Viele Sprachen, ein Zentrum

An zahlreichen Instituten der Universtität Zürich findet sprachwissenschaftliche Forschung statt. Das neue Zürcher Kompetenzzentrum Linguistik bündelt die Kräfte und stellt sich an einer Tagung unter dem Titel «Sprache – Schrift und Laut» am Freitag, 15. April der Öffentlichkeit vor.

Janine Gebser

Sprachwissenschaftlerinnen und -wissenschaftlern der Universität Zürich kooperierten schon immer über die Fachgrenzen hinweg. Mit dem neuen Zürcher Kompetenzzentrums Linguistik (ZüKL) wurde dafür nun ein institutioneller Rahmen geschaffen. Das interdisziplinäre Netzwerk zählt 32 Mitglieder. Diese gehören unter anderem Fachbereichen der Phonetik, der Phonologie, der Allgemeinen Sprachwissenschaft, der Germanistik, der Slavistik, der Computerlinguistik, der Neuropsychologie oder der Geographie an.

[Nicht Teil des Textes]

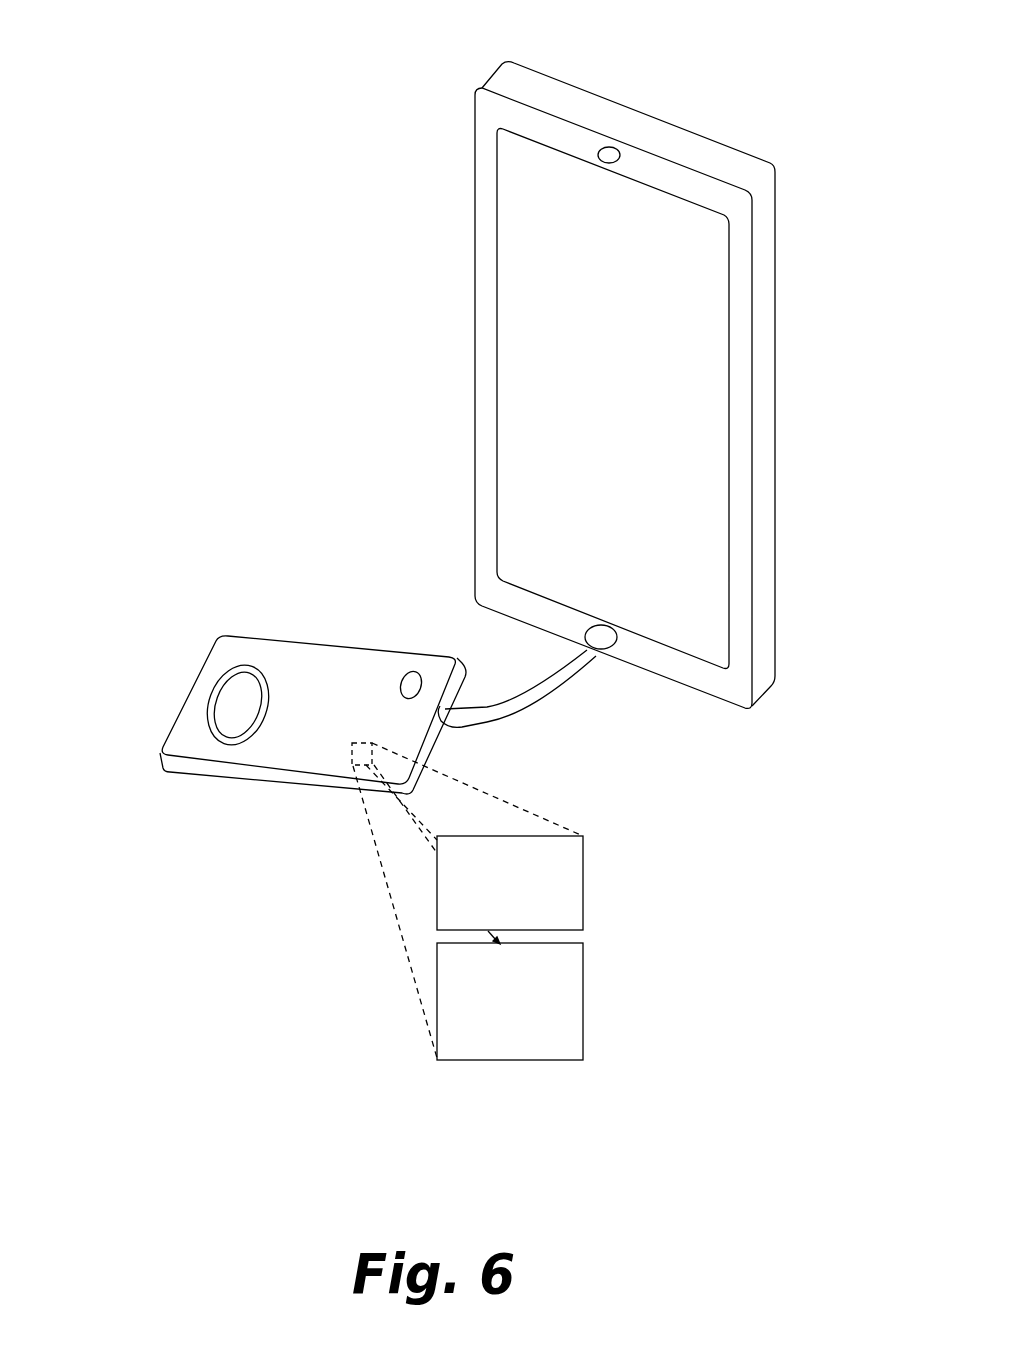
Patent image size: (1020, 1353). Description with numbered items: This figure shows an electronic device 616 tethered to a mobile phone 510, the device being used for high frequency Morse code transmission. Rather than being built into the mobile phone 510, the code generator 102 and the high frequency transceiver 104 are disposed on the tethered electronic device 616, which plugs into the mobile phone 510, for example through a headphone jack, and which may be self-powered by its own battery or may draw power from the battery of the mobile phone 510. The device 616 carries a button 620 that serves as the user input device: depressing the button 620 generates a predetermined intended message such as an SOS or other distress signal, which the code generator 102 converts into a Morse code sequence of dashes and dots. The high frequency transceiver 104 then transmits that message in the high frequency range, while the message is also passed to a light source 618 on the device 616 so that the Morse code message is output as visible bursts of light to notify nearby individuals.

The mobile phone 510 is at (448, 80).
The tethered electronic device 616 is at (338, 800).
The light source 618 is at (252, 700).
The button 620 is at (409, 633).
The code generator 102 is at (491, 922).
The high frequency transceiver 104 is at (491, 1056).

Textkorpora und Datenbanken

«Das Kompetenzzentrum ist die Grundlage, um die Zusammenarbeit zu fördern und auch nach aussen hin einheitlich als Linguistik wahrgenommen zu werden», sagt Elvira Glaser, Professorin für Germanische Philologie und Leiterin des ZüKL.

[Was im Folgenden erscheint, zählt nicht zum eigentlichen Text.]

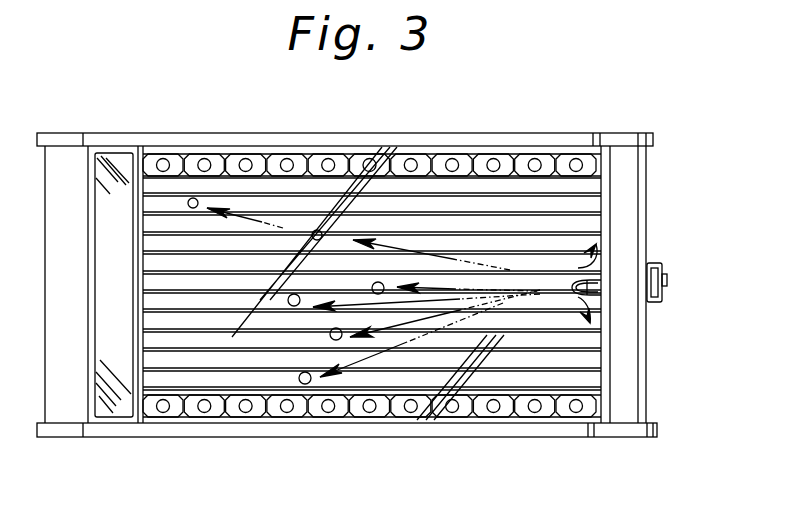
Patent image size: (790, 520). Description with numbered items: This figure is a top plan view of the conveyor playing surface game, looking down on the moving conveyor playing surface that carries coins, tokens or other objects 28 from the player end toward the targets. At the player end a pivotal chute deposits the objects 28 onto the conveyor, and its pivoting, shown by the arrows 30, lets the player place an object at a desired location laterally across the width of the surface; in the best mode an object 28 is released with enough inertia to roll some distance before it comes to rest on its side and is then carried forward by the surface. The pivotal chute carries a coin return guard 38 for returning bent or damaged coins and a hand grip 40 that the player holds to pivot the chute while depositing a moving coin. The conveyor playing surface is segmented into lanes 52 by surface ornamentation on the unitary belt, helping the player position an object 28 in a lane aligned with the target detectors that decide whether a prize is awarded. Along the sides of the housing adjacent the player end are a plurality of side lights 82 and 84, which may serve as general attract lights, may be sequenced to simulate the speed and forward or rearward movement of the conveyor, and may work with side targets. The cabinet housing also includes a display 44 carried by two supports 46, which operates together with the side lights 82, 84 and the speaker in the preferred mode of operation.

The coins, tokens or other objects 28 is at (193, 198).
The arrows 30 is at (598, 262).
The coin return guard 38 is at (667, 280).
The hand grip 40 is at (652, 302).
The display 44 is at (118, 372).
The supports 46 is at (63, 143).
The lanes 52 is at (565, 247).
The side lights 82 is at (532, 412).
The side lights 84 is at (368, 163).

Professorinnen Elvira Glaser, Marianne Hundt und Zentrumskoordinatorin Agnes Kolmer: Mehrwert für die Doktorandenausbildung. (Bild: Frank Brüderli)

Weil sich die empirisch forschende Sprachwissenschaft vor allem mit Textkorpora und Datenbanken arbeitet, wurde als Erstes eine Bestandesaufnahme des vorhandenen Datenmaterials in den verschiedenen Instituten und Seminaren vorgenommen. Ein wichtiges Ziel des ZüKL ist es, die zahlreichen Datenbanken der einzelnen Fachbereiche mithilfe eines einheitlichen Zugriffstools für alle Mitglieder zugänglich zu machen wie auch die verschiedenen Abfrageprogramme zur Verfügung zu stellen.

Mehr als die Summe seiner Teile

Die intensivierte Zusammenarbeit auf Forschungsebene soll auch den Studierenden zugute kommen. «Wir erwarten, dass sich auch ein Mehrwert für die Doktorandenausbildung ergibt», sagt Marianne Hundt, Professorin für Englische Sprachwissenschaft und stellvertretende Leiterin des ZüKL. Vor allem kleinere Fächer, in denen sich Kolloquien aufgrund der geringen Teilnehmerzahl gar nicht anbieten, können von der Zusammenarbeit profitieren.

Auf der Masterebene ist der Studiengang Multilinguale Textanalyse zu erwähnen, der seinen Absolventinnen und Absolventen linguistische und computertechnische Fähigkeiten vermittelt. Eine Ringvorlesung zum Thema «Historische Linguistik» findet im Frühjahrssemester 2011 statt.

Eine Einladung zum Start

Damit das Bestehen des ZüKL langfristig gewährleistet bleibt, kümmern sich die Mitglieder bereits jetzt um Drittmittel in Form von Forschungsprojekten und der Teilnahme an externen Forschungsprogrammen. Denn die Anschubfinanzierung durch die UZH ist auf zwei Jahre beschränkt.

Einen Eindruck von der Themenvielfalt linguistischer Forschung gibt am 15. April eine Veranstaltung des Kompetenzzentrums, das sich unter dem Titel «Sprache – Schrift und Laut» einer interessierten Öffentlichkeit vorstellt.

Janine Gebser ist Journalistin in Zürich.